‘Persistent’ hackers targeting PHL come from China: security expert

April 19, 2016 at 11:54

‘Persistent’ hackers targeting PHL come from China: security expert

By Zsarlene B. Chua, Reporter | Posted on April 13, 2016 11:47:00 PM

PHILIPPINE organizations are ‘twice as likely to face advanced cyber attacks than worldwide average’ according to a study by US-based virtual machine-based security company.

FireEye’s study shows the Philippines’ rate of exposure to cyber attacks is at 30%, double the worldwide average of 15%. — freedigitalphotos.net/hyena reality

“We’re seeing tremendous attacks on government sectors followed by business processes outsourcing sectors, followed by gaming, hospitality and aerospace… and they are after sensitive information,” Eric Hoh, president of FireEye, Inc. Asia Pacific Japan, during a press briefing yesterday held at the Edsa Shangri-La Hotel in Mandaluyong City.

He pointed out that those launching the advanced are likely to be state-funded and thus have their hands on sophisticated technology.

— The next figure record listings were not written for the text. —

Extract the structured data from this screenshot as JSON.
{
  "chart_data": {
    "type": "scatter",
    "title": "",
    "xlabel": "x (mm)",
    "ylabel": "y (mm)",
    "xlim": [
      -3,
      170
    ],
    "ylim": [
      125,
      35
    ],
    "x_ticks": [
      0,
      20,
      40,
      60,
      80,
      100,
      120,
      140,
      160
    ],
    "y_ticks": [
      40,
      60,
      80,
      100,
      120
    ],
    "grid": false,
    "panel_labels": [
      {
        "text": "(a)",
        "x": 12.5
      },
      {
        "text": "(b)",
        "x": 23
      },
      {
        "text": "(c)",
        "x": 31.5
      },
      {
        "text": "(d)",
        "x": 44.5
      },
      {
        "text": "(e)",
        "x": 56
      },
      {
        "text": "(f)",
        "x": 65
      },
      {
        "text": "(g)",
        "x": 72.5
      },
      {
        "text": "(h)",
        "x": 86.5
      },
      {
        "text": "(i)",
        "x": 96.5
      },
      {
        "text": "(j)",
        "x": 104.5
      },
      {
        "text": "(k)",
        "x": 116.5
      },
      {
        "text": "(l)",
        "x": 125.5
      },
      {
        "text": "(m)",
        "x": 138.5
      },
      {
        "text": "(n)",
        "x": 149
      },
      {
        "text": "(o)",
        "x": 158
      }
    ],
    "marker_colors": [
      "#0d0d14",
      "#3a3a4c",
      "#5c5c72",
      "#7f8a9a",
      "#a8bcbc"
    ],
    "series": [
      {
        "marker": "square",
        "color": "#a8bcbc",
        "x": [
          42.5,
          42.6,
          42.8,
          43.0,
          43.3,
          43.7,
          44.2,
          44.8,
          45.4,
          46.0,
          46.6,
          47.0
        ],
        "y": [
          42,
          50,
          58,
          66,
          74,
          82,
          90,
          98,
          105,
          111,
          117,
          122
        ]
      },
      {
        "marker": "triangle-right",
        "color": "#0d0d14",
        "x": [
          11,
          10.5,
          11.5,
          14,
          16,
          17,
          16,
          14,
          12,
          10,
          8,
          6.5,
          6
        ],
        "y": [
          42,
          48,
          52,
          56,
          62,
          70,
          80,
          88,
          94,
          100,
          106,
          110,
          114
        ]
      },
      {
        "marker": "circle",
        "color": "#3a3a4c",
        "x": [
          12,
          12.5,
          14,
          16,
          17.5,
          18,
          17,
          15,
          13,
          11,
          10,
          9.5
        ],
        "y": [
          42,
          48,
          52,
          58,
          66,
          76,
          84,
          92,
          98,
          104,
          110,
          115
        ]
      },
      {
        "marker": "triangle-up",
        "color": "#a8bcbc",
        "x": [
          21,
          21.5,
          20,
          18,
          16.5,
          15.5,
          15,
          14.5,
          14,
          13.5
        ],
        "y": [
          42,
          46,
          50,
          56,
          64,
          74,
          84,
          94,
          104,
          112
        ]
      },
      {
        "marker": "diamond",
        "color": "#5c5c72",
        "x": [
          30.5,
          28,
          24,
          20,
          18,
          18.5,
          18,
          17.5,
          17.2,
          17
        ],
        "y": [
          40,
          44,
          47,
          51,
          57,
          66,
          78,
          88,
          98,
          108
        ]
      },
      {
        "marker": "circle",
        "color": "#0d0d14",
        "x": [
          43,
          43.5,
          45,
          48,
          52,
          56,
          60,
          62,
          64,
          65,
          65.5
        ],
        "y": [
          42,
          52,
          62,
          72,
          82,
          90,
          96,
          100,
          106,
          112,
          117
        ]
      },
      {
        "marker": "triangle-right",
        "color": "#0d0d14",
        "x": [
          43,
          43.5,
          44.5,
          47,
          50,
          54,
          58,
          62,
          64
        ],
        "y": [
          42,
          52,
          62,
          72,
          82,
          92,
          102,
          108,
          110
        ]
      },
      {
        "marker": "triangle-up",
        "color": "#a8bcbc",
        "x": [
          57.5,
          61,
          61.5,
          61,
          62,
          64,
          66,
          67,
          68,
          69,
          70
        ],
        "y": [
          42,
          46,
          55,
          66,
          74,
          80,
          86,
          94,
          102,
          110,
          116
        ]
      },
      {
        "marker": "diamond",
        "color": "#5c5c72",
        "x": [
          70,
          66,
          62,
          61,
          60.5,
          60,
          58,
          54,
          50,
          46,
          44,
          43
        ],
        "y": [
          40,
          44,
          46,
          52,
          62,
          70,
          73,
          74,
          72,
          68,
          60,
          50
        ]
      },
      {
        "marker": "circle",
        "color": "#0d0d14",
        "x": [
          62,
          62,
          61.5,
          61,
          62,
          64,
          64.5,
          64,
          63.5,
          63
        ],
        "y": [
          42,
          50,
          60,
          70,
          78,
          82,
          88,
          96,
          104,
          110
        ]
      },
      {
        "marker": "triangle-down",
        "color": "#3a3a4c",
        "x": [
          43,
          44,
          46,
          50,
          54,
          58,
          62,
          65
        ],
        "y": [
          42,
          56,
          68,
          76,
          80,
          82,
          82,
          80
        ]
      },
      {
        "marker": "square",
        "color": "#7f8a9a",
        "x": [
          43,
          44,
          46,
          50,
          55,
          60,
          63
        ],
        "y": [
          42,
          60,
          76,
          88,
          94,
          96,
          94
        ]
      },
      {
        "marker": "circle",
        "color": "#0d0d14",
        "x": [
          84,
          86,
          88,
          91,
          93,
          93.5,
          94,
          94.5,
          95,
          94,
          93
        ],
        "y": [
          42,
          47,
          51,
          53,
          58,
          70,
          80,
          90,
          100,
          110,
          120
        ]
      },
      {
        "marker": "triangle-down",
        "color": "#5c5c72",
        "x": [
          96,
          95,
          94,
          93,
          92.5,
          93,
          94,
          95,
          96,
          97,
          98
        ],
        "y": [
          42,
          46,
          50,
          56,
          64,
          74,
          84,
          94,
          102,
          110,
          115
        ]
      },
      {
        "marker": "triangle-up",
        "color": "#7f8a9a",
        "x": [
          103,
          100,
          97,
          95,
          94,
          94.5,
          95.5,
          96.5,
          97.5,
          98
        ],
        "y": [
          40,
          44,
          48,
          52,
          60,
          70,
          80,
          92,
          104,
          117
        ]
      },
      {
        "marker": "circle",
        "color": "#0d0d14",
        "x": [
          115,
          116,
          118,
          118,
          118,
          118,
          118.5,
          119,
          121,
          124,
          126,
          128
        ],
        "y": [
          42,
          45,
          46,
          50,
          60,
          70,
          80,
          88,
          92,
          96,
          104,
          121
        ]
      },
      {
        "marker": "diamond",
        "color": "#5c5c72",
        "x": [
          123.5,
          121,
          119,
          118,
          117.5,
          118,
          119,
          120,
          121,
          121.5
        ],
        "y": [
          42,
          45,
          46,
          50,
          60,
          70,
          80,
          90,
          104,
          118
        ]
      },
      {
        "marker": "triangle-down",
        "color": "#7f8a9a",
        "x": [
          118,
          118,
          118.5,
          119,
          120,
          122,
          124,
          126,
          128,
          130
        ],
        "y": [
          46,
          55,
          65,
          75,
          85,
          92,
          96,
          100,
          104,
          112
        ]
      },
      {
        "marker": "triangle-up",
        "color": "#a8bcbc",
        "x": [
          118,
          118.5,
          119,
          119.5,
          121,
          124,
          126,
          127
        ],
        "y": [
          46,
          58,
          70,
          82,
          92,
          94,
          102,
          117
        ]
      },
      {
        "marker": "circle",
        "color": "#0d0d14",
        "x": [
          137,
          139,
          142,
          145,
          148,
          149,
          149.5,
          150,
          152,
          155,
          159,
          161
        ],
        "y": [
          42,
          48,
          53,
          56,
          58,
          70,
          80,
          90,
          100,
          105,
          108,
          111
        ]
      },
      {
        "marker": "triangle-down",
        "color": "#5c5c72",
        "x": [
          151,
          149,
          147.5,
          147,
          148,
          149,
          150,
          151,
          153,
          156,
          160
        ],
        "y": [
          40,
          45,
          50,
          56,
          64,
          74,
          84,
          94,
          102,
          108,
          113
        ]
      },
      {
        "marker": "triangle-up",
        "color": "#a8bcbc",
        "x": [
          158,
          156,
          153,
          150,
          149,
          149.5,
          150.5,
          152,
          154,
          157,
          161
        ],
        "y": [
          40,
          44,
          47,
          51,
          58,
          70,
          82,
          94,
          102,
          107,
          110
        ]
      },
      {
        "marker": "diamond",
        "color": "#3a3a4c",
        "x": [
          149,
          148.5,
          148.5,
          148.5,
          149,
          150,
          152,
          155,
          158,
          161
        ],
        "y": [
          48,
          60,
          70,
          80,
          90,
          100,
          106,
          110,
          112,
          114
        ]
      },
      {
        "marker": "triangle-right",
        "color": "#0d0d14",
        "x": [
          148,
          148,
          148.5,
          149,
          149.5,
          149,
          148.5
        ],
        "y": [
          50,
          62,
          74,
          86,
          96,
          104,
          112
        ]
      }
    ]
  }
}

“Whenever you have geopolitical issues and whenever tensions go up, the need for intelligence will continue to escalate — to obtain that intelligence (government intelligence, military, etc.) are through cyber,” he noted.

Their findings, which spanned the second half of 2015 (July-December), observed the exposure to advanced cyber attacks of FireEye customers.

The Philippines’ rate of exposure is at 30%, double the worldwide average of 15%.

Mr. Hoh noted that they are observing ‘at least three advanced persistent threat actors from cyber espionage to stealing financial information’ alongside other unclassified groups.

“We have seen three China-based groups active in the Philippines and those are the three (persistent threat actors),” said Patrick Neighorn, FireEye Communications Manager for Asia Pacific in the same briefing.

“Earlier last year, we have already uncovered decade-old cyberespionage activities — that we called APT30 — that are likely targeting the Philippines,” he said.

The APT30 hacker group is said to have been spying on Asian governments and takes special interest in Southeast Asia and India according to an April 2015 post in the FireEye Web site.

One of the most recent attacks in the country occurred on March 27 when hacker group, Anonymous Philippines, defaced the Commission on Elections’ (Comelec) Web site more than a month ahead of the National Elections on May 9.

Shortly after the attack, another hacker group, Lulzsec, released a 340 GB data dump which included the personal details of some 1.3 million overseas Filipino voters and 15.8 million fingerprints as well as the admin accounts of Comelec officials.

The leak was touted by California-based global security software company, TrendMicro, as ‘the biggest government-related data breach surpassing the 2015 hacking of US personnel management which revealed fingerprints and social security numbers of 20 million Americans,’ the company said in a blog post dated April 6.

Comelec has enlisted the help of the National Bureau of Investigations to find the source and perpetrators of the leak.

“It is obviously very serious but I think what’s more important is to realize the value of the information [stolen],” he said before adding that a lot of times, personal information ‘can be used to launch attacks against individuals’ who may have access to government intelligence.

Mr. Hoh remarked that while he cannot comment on the Comelec data leak, he doesn’t think it would compromise the May 9 elections.

“I can’t comment on that but I don’t think it would,” he said.